Transfer weights from trained tf.estimator model to the pytorch model with the same structure failed

I trained a CNN model (one conv layer with maxpool(2,2) and one dense layer) on MNIST using Tensorflow Estimator with layers defined by tf.keras.layers. The trained Estimator is called mnist_classifier
The mnist_classifer’s structure is defined as:

def cnn_model_fn(features, labels, mode):
  """Model function for a CNN."""
  input_layer = tf.reshape(features['x'], [-1, 28, 28, 1])
  y = tf.keras.layers.Conv2D(20, 5, strides=1, padding='valid', activation='relu').apply(input_layer)
  y = tf.keras.layers.MaxPool2D(2, 2).apply(y)
  y = tf.keras.layers.Flatten().apply(y)
  logits = tf.keras.layers.Dense(10).apply(y)

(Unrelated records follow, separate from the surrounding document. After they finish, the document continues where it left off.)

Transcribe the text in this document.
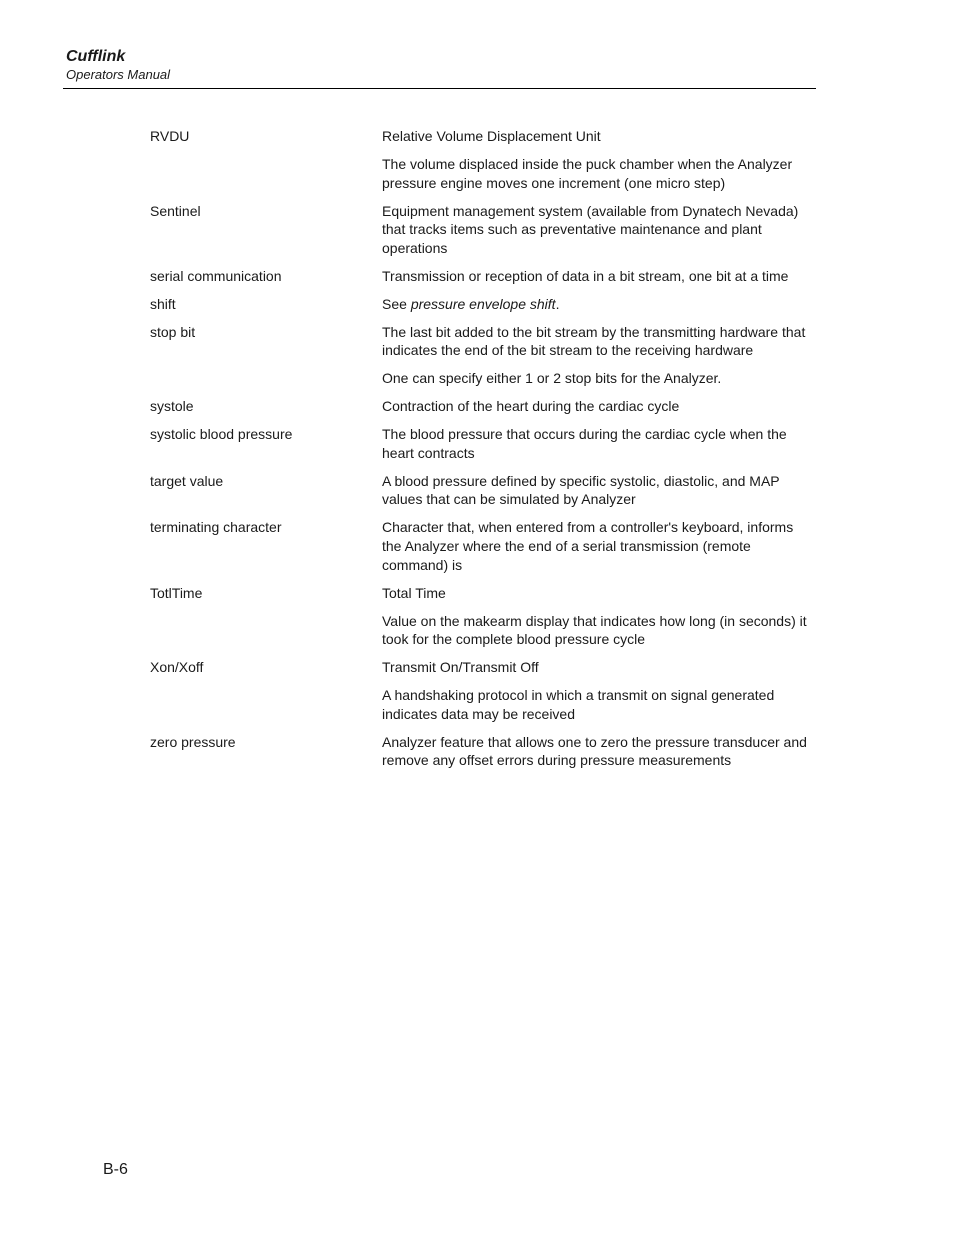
Cufflink
Operators Manual
RVDU	Relative Volume Displacement Unit

The volume displaced inside the puck chamber when the Analyzer pressure engine moves one increment (one micro step)

Sentinel	Equipment management system (available from Dynatech Nevada) that tracks items such as preventative maintenance and plant operations

serial communication	Transmission or reception of data in a bit stream, one bit at a time

shift	See pressure envelope shift.

stop bit	The last bit added to the bit stream by the transmitting hardware that indicates the end of the bit stream to the receiving hardware

One can specify either 1 or 2 stop bits for the Analyzer.

systole	Contraction of the heart during the cardiac cycle

systolic blood pressure	The blood pressure that occurs during the cardiac cycle when the heart contracts

target value	A blood pressure defined by specific systolic, diastolic, and MAP values that can be simulated by Analyzer

terminating character	Character that, when entered from a controller's keyboard, informs the Analyzer where the end of a serial transmission (remote command) is

TotlTime	Total Time

Value on the makearm display that indicates how long (in seconds) it took for the complete blood pressure cycle

Xon/Xoff	Transmit On/Transmit Off

A handshaking protocol in which a transmit on signal generated indicates data may be received

zero pressure	Analyzer feature that allows one to zero the pressure transducer and remove any offset errors during pressure measurements

B-6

I extracted its weights for each layer as:

conv2d_kernel = mnist_classifier.get_variable_value('conv2d/kernel')
conv2d_bias = mnist_classifier.get_variable_value('conv2d/bias')
dense_kernel = mnist_classifier.get_variable_value('dense/kernel')
dense_bias = mnist_classifier.get_variable_value('dense/bias')

I reshape conv2d_kernel and dense_kernel as:

conv2d_kernel_reshape = conv2d_kernel.transpose(3, 2, 0, 1)
dense_kernel_reshape = dense_kernel.transpose()

and use them to initialize the pytorch model with the same structure as mnist_classifier:

  class Net(nn.Module):
      """ define the same CNN model as mnist_classifier  """
      def __init__(self):
          super(Net, self).__init__()
          self.conv1 = nn.Conv2d(1, 20, 5, 1)
          self.conv1.weight.data = torch.Tensor(conv2d_kernel_reshape)
          self.conv1.bias.data = torch.Tensor(conv2d_bias)

          self.fc1 = nn.Linear(12 * 12 * 20, 10)
          self.fc1.weight.data = torch.Tensor(dense_kernel_reshape)
          self.fc1.bias.data = torch.Tensor(dense_bias)

      def forward(self, x):
          x = F.relu(self.conv1(x))
          x = F.max_pool2d(x, 2, 2)
          x = x.view(-1, 12 * 12 * 20)
          x = self.fc1(x)
          return x

I initialized the pytorch model’s weights with the weights extracted from the trained Estimator. However, when I test this pytorch model on MNIST test dataset, the test accuracy is around 10%, while the trained mnist_classifier has test accuracy >96%. I am sure that the weights are transferred correctly so I am very confused why the pytorch model with pre-trained weights does not work. Does anyone know what’s the problem here? Thanks a lot in advance.